L’enjeu sera de vérifier si l’écoulement du temps est perturbé à proximité de l’astre de la même manière que sur Terre, ou bien s’il subit lui aussi une anomalie, tout comme les trajectoires des deux Pioneer… Et, éventuellement, de corriger en conséquence la théorie de la relativité.

Pour prospecter du pétrole

Dans l’Antiquité, on mesurait le temps qui passe en observant l’eau s’écouler dans un réservoir (principe de la clepsydre).

Dans un futur proche, c’est l’inverse qui nous attend : on mesurera un niveau de liquide avec une horloge !

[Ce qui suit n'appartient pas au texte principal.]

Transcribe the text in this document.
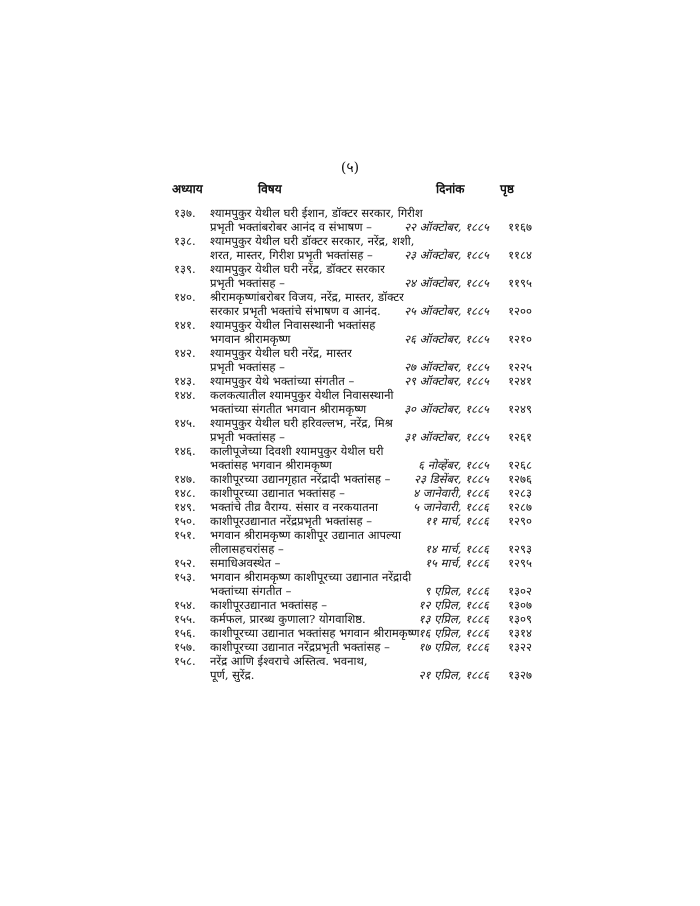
(५)
अध्याय	विषय	दिनांक	पृष्ठ
१३७. श्यामपुकुर येथील घरी ईशान, डॉक्टर सरकार, गिरीश
प्रभृती भक्तांबरोबर आनंद व संभाषण –	२२ ऑक्टोबर, १८८५	११६७
१३८. श्यामपुकुर येथील घरी डॉक्टर सरकार, नरेंद्र, शशी,
शरत, मास्तर, गिरीश प्रभृती भक्तांसह –	२३ ऑक्टोबर, १८८५	११८४
१३९. श्यामपुकुर येथील घरी नरेंद्र, डॉक्टर सरकार
प्रभृती भक्तांसह –	२४ ऑक्टोबर, १८८५	११९५
१४०. श्रीरामकृष्णांबरोबर विजय, नरेंद्र, मास्तर, डॉक्टर
सरकार प्रभृती भक्तांचे संभाषण व आनंद.	२५ ऑक्टोबर, १८८५	१२००
१४१. श्यामपुकुर येथील निवासस्थानी भक्तांसह
भगवान श्रीरामकृष्ण	२६ ऑक्टोबर, १८८५	१२१०
१४२. श्यामपुकुर येथील घरी नरेंद्र, मास्तर
प्रभृती भक्तांसह –	२७ ऑक्टोबर, १८८५	१२२५
१४३. श्यामपुकुर येथे भक्तांच्या संगतीत –	२९ ऑक्टोबर, १८८५	१२४१
१४४. कलकत्यातील श्यामपुकुर येथील निवासस्थानी
भक्तांच्या संगतीत भगवान श्रीरामकृष्ण	३० ऑक्टोबर, १८८५	१२४९
१४५. श्यामपुकुर येथील घरी हरिवल्लभ, नरेंद्र, मिश्र
प्रभृती भक्तांसह –	३१ ऑक्टोबर, १८८५	१२६१
१४६. कालीपूजेच्या दिवशी श्यामपुकुर येथील घरी
भक्तांसह भगवान श्रीरामकृष्ण	६ नोव्हेंबर, १८८५	१२६८
१४७. काशीपूरच्या उद्यानगृहात नरेंद्रादी भक्तांसह –	२३ डिसेंबर, १८८५	१२७६
१४८. काशीपूरच्या उद्यानात भक्तांसह –	४ जानेवारी, १८८६	१२८३
१४९. भक्तांचे तीव्र वैराग्य. संसार व नरकयातना	५ जानेवारी, १८८६	१२८७
१५०. काशीपूरउद्यानात नरेंद्रप्रभृती भक्तांसह –	११ मार्च, १८८६	१२९०
१५१. भगवान श्रीरामकृष्ण काशीपूर उद्यानात आपल्या
लीलासहचरांसह –	१४ मार्च, १८८६	१२९३
१५२. समाधिअवस्थेत –	१५ मार्च, १८८६	१२९५
१५३. भगवान श्रीरामकृष्ण काशीपूरच्या उद्यानात नरेंद्रादी
भक्तांच्या संगतीत –	९ एप्रिल, १८८६	१३०२
१५४. काशीपूरउद्यानात भक्तांसह –	१२ एप्रिल, १८८६	१३०७
१५५. कर्मफल, प्रारब्ध कुणाला? योगवाशिष्ठ.	१३ एप्रिल, १८८६	१३०९
१५६. काशीपूरच्या उद्यानात भक्तांसह भगवान श्रीरामकृष्ण
१६ एप्रिल, १८८६	१३१४
१५७. काशीपूरच्या उद्यानात नरेंद्रप्रभृती भक्तांसह –	१७ एप्रिल, १८८६	१३२२
१५८. नरेंद्र आणि ईश्वराचे अस्तित्व. भवनाथ,
पूर्ण, सुरेंद्र.	२१ एप्रिल, १८८६	१३२७
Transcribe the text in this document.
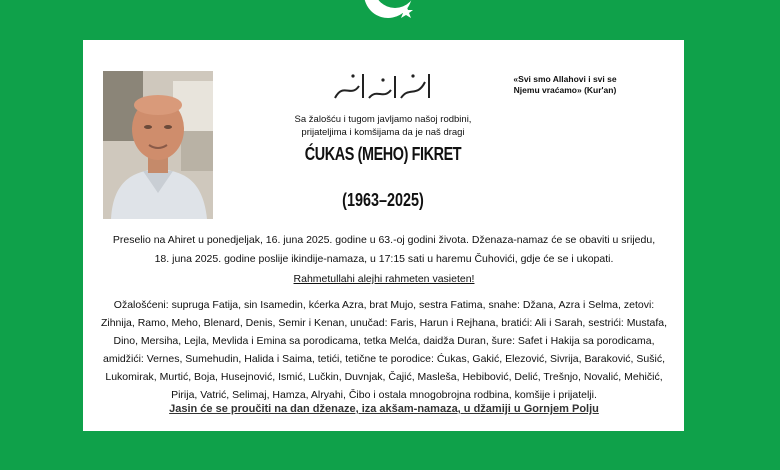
«Svi smo Allahovi i svi se
Njemu vraćamo» (Kur'an)
Sa žalošću i tugom javljamo našoj rodbini,
prijateljima i komšijama da je naš dragi
ĆUKAS (MEHO) FIKRET
(1963–2025)
Preselio na Ahiret u ponedjeljak, 16. juna 2025. godine u 63.-oj godini života. Dženaza-namaz će se obaviti u srijedu,
18. juna 2025. godine poslije ikindije-namaza, u 17:15 sati u haremu Čuhovići, gdje će se i ukopati.
Rahmetullahi alejhi rahmeten vasieten!
Ožalošćeni: supruga Fatija, sin Isamedin, kćerka Azra, brat Mujo, sestra Fatima, snahe: Džana, Azra i Selma, zetovi:
Zihnija, Ramo, Meho, Blenard, Denis, Semir i Kenan, unučad: Faris, Harun i Rejhana, bratići: Ali i Sarah, sestrići: Mustafa,
Dino, Mersiha, Lejla, Mevlida i Emina sa porodicama, tetka Melća, daidža Duran, šure: Safet i Hakija sa porodicama,
amidžići: Vernes, Sumehudin, Halida i Saima, tetići, tetične te porodice: Ćukas, Gakić, Elezović, Sivrija, Baraković, Sušić,
Lukomirak, Murtić, Boja, Husejnović, Ismić, Lučkin, Duvnjak, Čajić, Masleša, Hebibović, Delić, Trešnjo, Novalić, Mehičić,
Pirija, Vatrić, Selimaj, Hamza, Alryahi, Čibo i ostala mnogobrojna rodbina, komšije i prijatelji.
Jasin će se proučiti na dan dženaze, iza akšam-namaza, u džamiji u Gornjem Polju
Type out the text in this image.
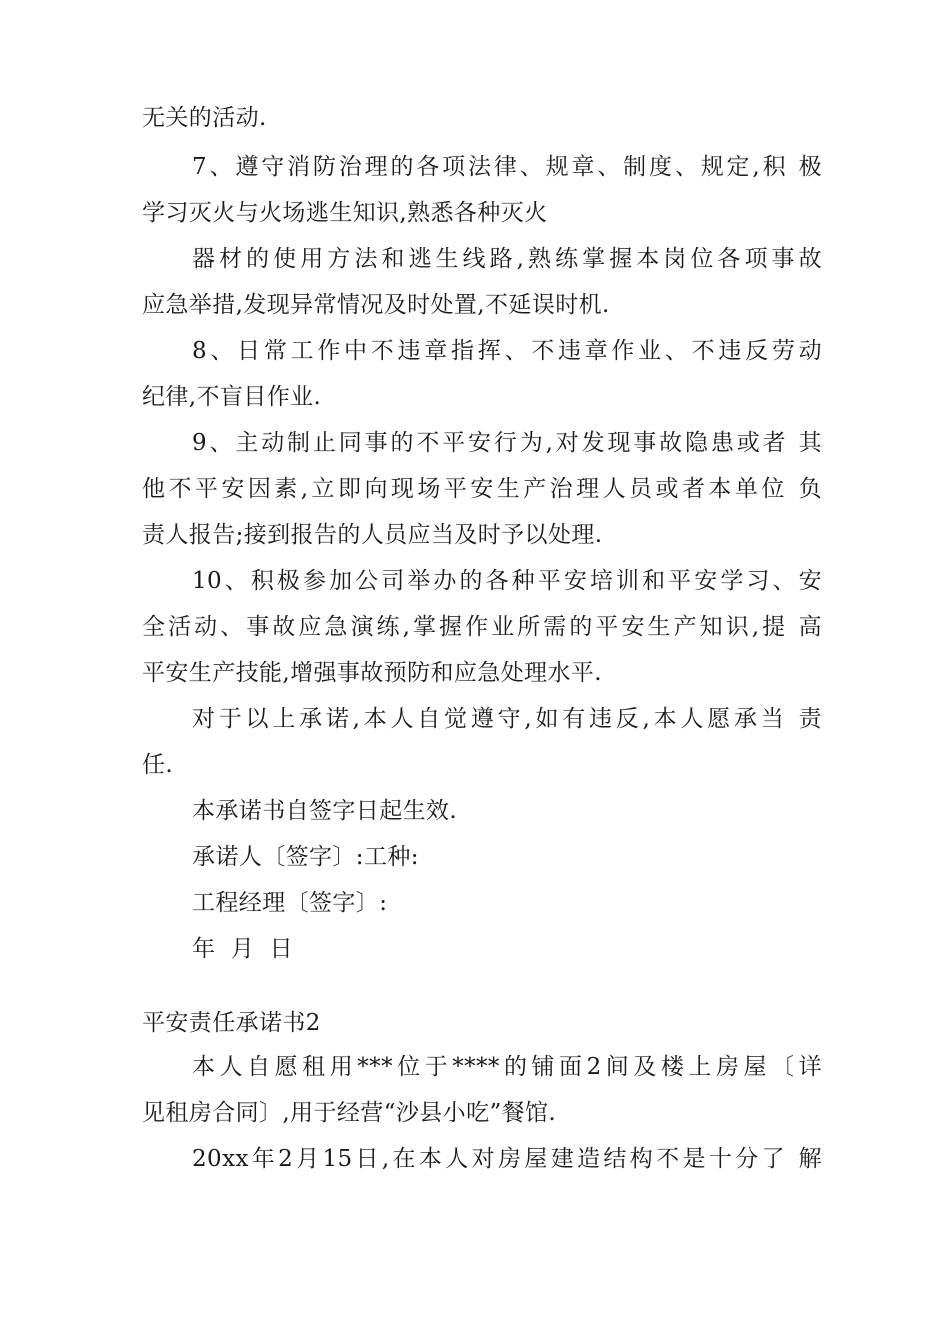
无关的活动.
7、遵守消防治理的各项法律、规章、制度、规定,积 极
学习灭火与火场逃生知识,熟悉各种灭火
器材的使用方法和逃生线路,熟练掌握本岗位各项事故
应急举措,发现异常情况及时处置,不延误时机.
8、日常工作中不违章指挥、不违章作业、不违反劳动
纪律,不盲目作业.
9、主动制止同事的不平安行为,对发现事故隐患或者 其
他不平安因素,立即向现场平安生产治理人员或者本单位 负
责人报告;接到报告的人员应当及时予以处理.
10、积极参加公司举办的各种平安培训和平安学习、安
全活动、事故应急演练,掌握作业所需的平安生产知识,提 高
平安生产技能,增强事故预防和应急处理水平.
对于以上承诺,本人自觉遵守,如有违反,本人愿承当 责
任.
本承诺书自签字日起生效.
承诺人〔签字〕:工种:
工程经理〔签字〕:
年  月  日
平安责任承诺书2
本人自愿租用***位于****的铺面2间及楼上房屋〔详
见租房合同〕,用于经营“沙县小吃”餐馆.
20xx年2月15日,在本人对房屋建造结构不是十分了 解
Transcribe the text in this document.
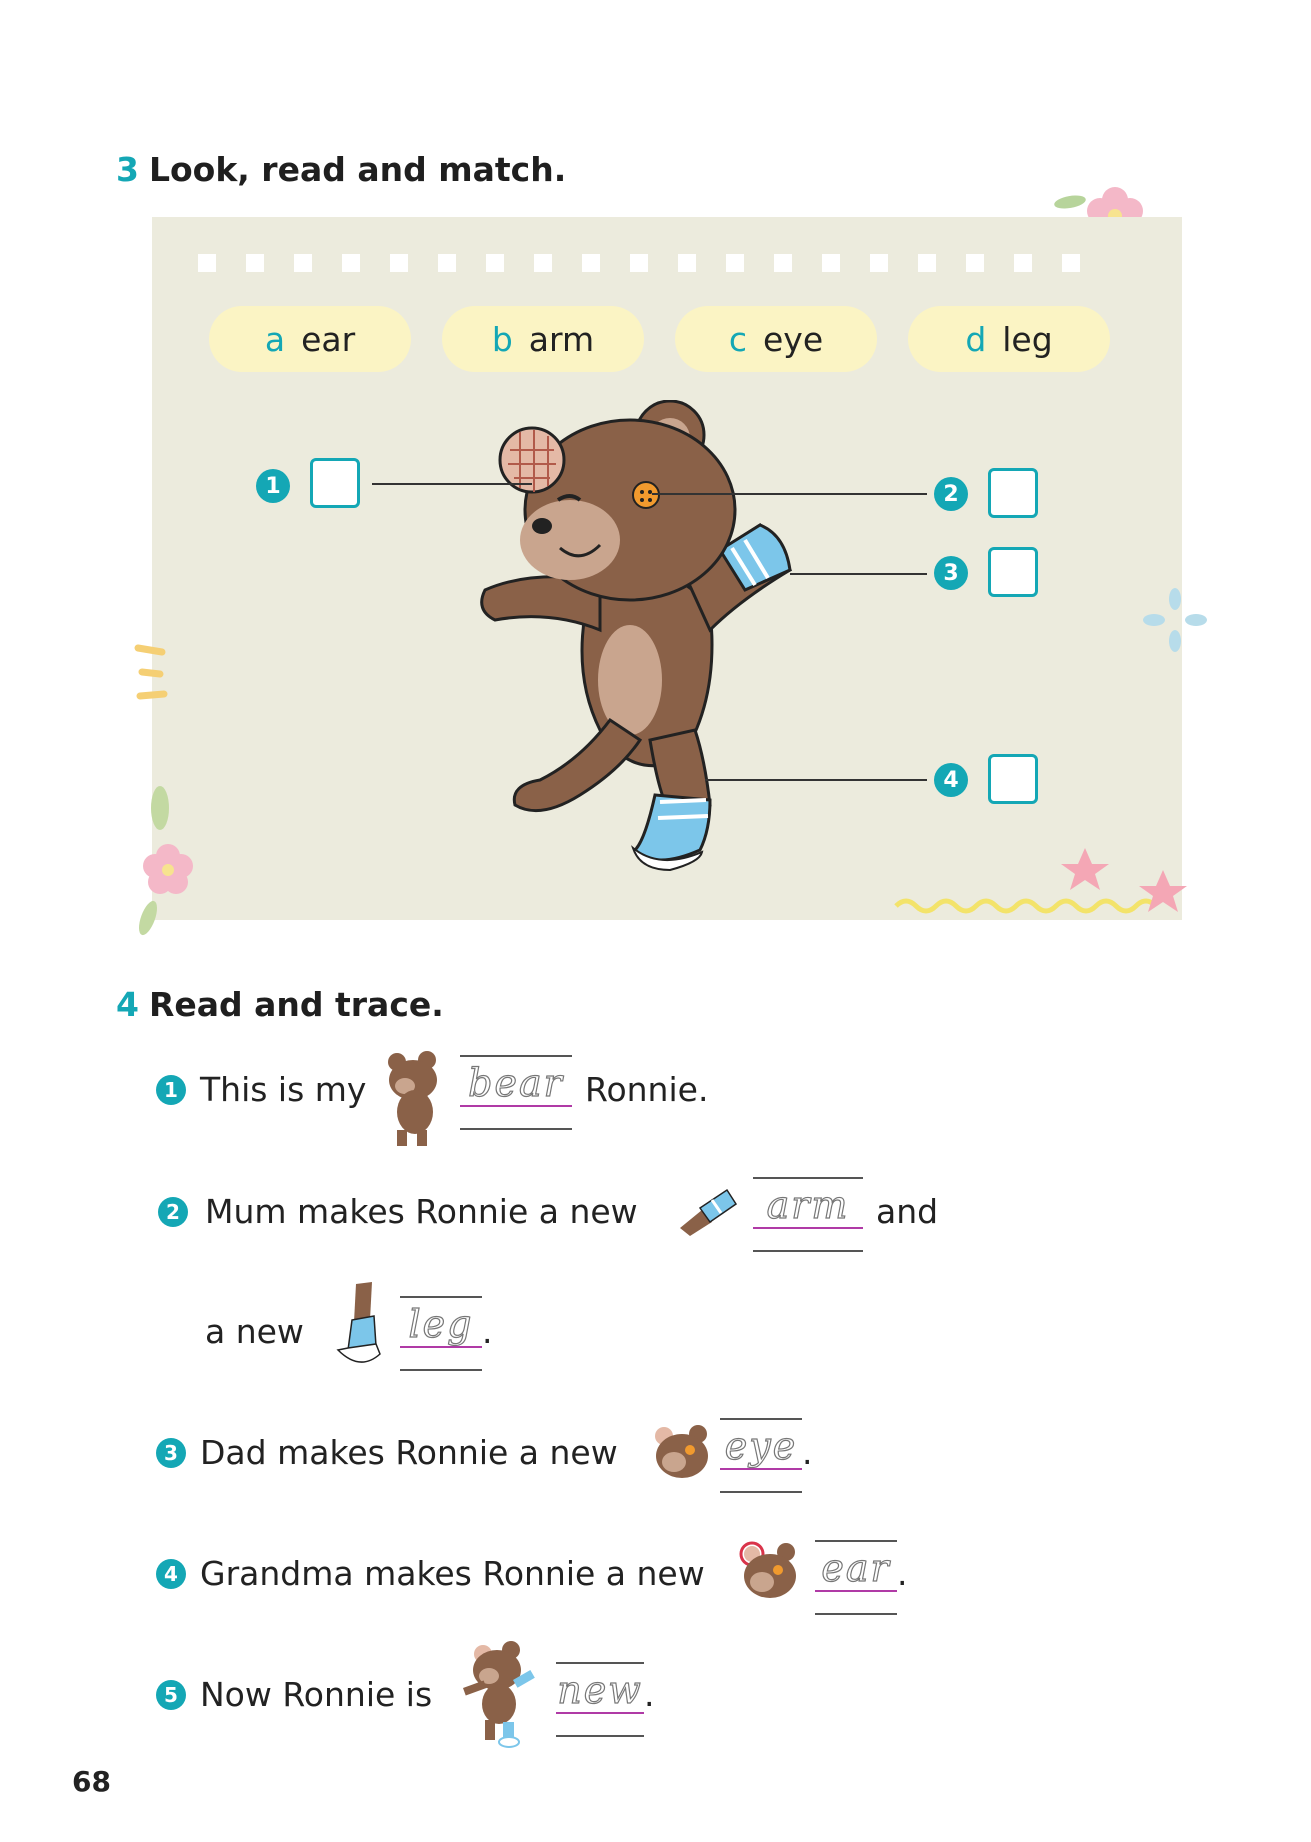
3 Look, read and match.
a ear	b arm	c eye	d leg
1	2
3
4
4 Read and trace.
1 This is my	bear Ronnie.
2 Mum makes Ronnie a new	arm and
a new	leg .
3 Dad makes Ronnie a new	eye .
4 Grandma makes Ronnie a new	ear .
5 Now Ronnie is	new .
68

"À long terme, on disposera d’horloges sensibles à une différence du potentiel de gravité correspondant à une variation d’altitude de seulement un centimètre," prophétise Didier Massonnet.

On pourra donc "observer" sur une horloge atomique l’effet d’une baisse de nappe phréatique (réserve souterraine d’eau) due à une sécheresse, ou déceler la présence en profondeur de pétrole ou de minéraux, car ces phénomènes affectent localement la pesanteur terrestre.

Les horloges atomiques seront devenues des baguettes de sourcier, en somme.

En savoir plus :

Pharao remet les pendules à l'heure

A l'horizon 2017, un nouveau modèle d’horloge atomique sera embarqué à bord de l'ISS. Il permettra, notamment, de tester la théorie de la relativité d'Einstein.

Une précision diabolique

Une précision accrue est souvent synonyme de découvertes en physique.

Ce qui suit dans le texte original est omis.